| Is AE's encoder really that inefficient? |
The thing is, AVI doesn't mean much.
It's pretty much an empty container box, which doesn't imply a quality level.
So, AME could default to something completely different as a starting point to produce an AVI file.
AE defaults to uncompressed video when you pick AVI as a format. So, obviously this produces huge file sizes. There could be similar quality thresholds with smaller sizes if you pick other AVIcodecs, but that's a different subject. And in any case, when you're rendering a production quality master, file size is usually not your main concern. You typically use this high quality video file as a source for compressed flavors for distribution. So, pristine video files with huge sizes are a good thing - people then wonder why trailers at apple.com, for instance look so good. And the thing is, the most compressed formats benefit enormously from having an uncompressed file as a source.

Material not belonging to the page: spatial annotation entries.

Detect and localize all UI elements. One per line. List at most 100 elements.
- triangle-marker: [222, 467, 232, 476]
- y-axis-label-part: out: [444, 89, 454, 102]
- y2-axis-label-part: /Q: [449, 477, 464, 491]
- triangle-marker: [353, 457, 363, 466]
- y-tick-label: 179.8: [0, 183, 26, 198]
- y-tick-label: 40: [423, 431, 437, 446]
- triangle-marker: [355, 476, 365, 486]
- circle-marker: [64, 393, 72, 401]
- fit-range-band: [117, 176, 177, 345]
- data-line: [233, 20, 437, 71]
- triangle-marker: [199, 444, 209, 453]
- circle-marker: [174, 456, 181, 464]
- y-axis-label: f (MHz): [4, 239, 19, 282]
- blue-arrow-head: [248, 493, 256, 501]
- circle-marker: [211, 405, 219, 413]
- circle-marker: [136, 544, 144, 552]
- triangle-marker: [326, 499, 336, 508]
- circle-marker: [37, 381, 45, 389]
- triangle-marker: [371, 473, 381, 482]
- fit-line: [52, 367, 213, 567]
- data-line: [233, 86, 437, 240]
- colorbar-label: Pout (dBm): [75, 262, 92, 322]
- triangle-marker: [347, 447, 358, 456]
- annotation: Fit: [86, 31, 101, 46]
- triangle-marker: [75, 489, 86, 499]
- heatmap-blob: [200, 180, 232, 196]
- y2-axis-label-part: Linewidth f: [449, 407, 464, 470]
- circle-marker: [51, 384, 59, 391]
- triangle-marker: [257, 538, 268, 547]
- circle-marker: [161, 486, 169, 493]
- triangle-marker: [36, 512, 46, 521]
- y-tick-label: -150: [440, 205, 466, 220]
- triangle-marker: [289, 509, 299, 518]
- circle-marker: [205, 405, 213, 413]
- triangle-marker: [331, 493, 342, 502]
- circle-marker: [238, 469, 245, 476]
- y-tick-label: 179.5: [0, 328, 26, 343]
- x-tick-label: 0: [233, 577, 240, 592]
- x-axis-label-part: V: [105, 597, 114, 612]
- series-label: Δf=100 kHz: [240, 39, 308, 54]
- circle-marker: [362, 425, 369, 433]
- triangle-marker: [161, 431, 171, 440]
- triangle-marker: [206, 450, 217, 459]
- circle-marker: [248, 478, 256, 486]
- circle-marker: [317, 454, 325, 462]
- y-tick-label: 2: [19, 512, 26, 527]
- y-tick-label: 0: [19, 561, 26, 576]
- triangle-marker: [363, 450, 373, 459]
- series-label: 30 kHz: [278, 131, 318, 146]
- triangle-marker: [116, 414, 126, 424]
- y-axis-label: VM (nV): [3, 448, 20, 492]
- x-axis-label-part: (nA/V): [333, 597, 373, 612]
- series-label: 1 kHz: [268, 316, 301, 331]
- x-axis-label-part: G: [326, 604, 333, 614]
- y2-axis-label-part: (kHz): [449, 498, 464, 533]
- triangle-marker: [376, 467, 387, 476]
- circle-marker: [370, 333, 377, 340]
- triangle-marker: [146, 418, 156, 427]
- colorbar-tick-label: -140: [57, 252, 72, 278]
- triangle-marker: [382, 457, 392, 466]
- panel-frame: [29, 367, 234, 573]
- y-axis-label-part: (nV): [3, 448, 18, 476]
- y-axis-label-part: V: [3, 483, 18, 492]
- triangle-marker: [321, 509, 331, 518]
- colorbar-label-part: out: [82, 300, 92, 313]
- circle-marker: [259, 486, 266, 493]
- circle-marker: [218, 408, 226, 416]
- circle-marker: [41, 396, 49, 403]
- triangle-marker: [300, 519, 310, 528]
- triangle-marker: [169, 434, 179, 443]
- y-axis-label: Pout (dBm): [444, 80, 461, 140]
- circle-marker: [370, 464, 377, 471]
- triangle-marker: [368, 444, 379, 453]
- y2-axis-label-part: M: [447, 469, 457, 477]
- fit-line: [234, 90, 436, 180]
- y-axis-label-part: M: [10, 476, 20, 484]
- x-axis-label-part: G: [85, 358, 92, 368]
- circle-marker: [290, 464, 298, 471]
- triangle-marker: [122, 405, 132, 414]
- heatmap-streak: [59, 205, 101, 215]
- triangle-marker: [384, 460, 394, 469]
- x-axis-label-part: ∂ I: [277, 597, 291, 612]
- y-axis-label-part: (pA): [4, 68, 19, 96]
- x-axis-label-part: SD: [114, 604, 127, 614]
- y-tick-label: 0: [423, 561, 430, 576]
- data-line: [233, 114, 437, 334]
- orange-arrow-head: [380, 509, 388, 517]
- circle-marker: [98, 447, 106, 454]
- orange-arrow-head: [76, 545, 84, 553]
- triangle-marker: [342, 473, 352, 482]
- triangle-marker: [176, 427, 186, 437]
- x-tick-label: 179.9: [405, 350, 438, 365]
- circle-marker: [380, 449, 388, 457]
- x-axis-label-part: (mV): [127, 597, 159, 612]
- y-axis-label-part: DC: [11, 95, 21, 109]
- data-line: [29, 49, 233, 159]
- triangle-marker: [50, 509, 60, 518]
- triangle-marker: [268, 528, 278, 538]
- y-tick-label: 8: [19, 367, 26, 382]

Regarding encoding efficiency, yes, AE is less efficient than dedicated encoding solutions. Above all, because it doesn't support 2 pass encoding. Note that for some formats, 2 pass makes a night and day difference, while for others, nothing as drastic as most users seem to believe.
All of this is a moot point for AVI, because the default AVI codecs don't offer these encoding options, which are more the realm of distribution formats like FLV, MPEG-4/H264 or WMV.
There are distribution codecs which use AVI as a container out there, but those are a different case.